Style and Technique

(Comprehensive Guide to Short Stories, Critical Edition)

Pritchett writes in a simple, spare style, telling the story from Arthur’s point of view. Arthur sees, and clearly conveys, the unfolding of events, but he does not understand the deeper meaning of those events. He is only dimly aware of the ambiguities of his and Muriel’s relationship, and not at all aware of the ironies and hypocrisies of his own behavior. However, Arthur’s character is rounded and rises above caricature because of his questioning. Arthur tries to understand Colin’s behavior; he honestly wants to know why Muriel rejects the mechanic, and he attempts to puzzle out the deeper meaning of his and Muriel’s relationship.

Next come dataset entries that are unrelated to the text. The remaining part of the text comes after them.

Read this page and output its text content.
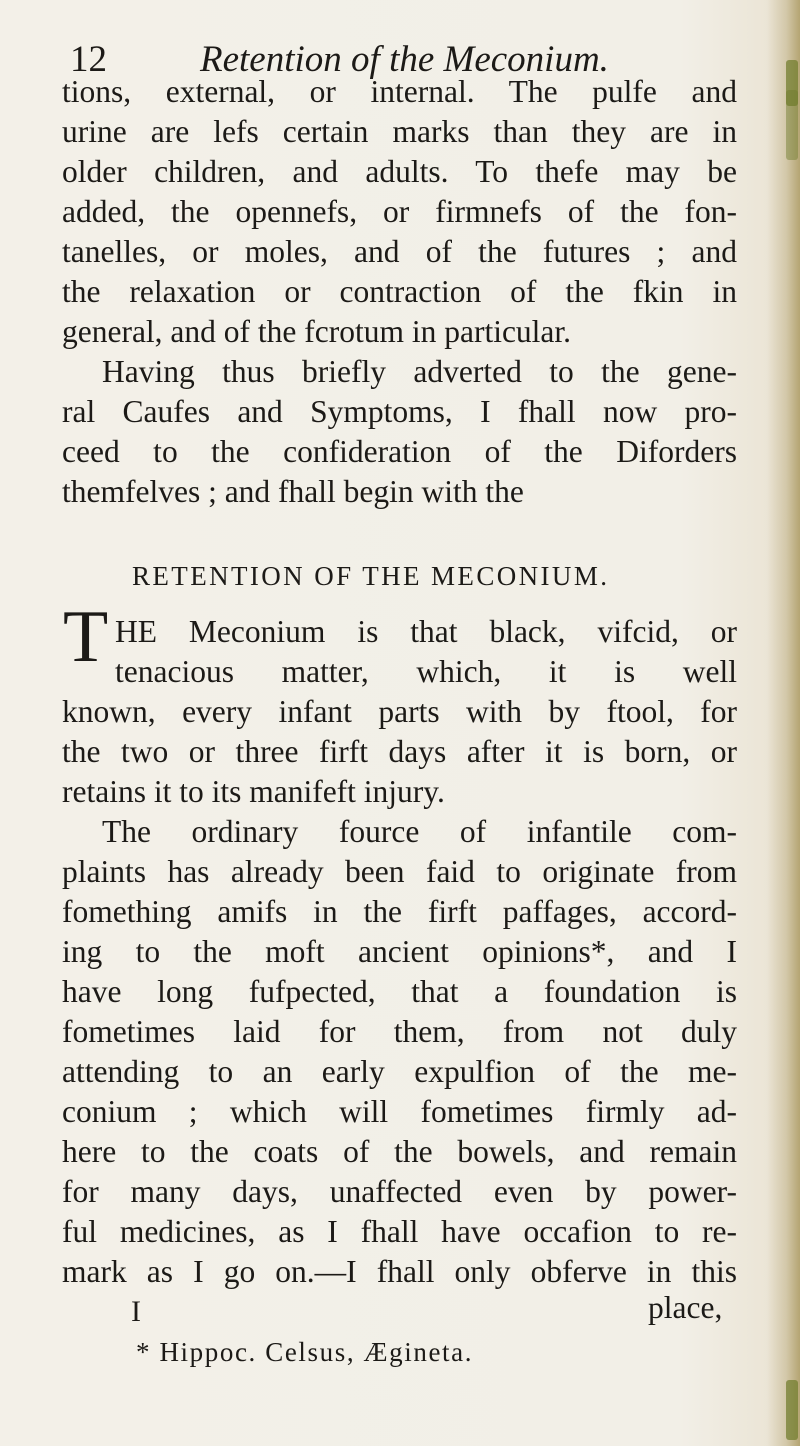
12	Retention of the Meconium.
tions, external, or internal. The pulfe and
urine are lefs certain marks than they are in
older children, and adults. To thefe may be
added, the opennefs, or firmnefs of the fon-
tanelles, or moles, and of the futures ; and
the relaxation or contraction of the fkin in
general, and of the fcrotum in particular.
Having thus briefly adverted to the gene-
ral Caufes and Symptoms, I fhall now pro-
ceed to the confideration of the Diforders
themfelves ; and fhall begin with the
RETENTION OF THE MECONIUM.
T HE Meconium is that black, vifcid, or
tenacious matter, which, it is well
known, every infant parts with by ftool, for
the two or three firft days after it is born, or
retains it to its manifeft injury.
The ordinary fource of infantile com-
plaints has already been faid to originate from
fomething amifs in the firft paffages, accord-
ing to the moft ancient opinions*, and I
have long fufpected, that a foundation is
fometimes laid for them, from not duly
attending to an early expulfion of the me-
conium ; which will fometimes firmly ad-
here to the coats of the bowels, and remain
for many days, unaffected even by power-
ful medicines, as I fhall have occafion to re-
mark as I go on.—I fhall only obferve in this
I	place,
* Hippoc. Celsus, Ægineta.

Pritchett originally called this story “The Commercial Traveller,” but the editor of the magazine New Writing, in which it first appeared, convinced him to change it to “Sense of Humour.” This is a fitting title, because the story is marked by a quiet, understated, humorous view of human behavior. One of Pritchett’s strongest talents as a writer is his ability to expose the comedic aspects of people’s action without indulging in excessive mockery or crude caricature. He combines clear observation with a basic respect for others, to show the different layers of meaning in human behavior. Pritchett’s subsequent work displays the same quiet humor, powers of observation, and respect for his characters.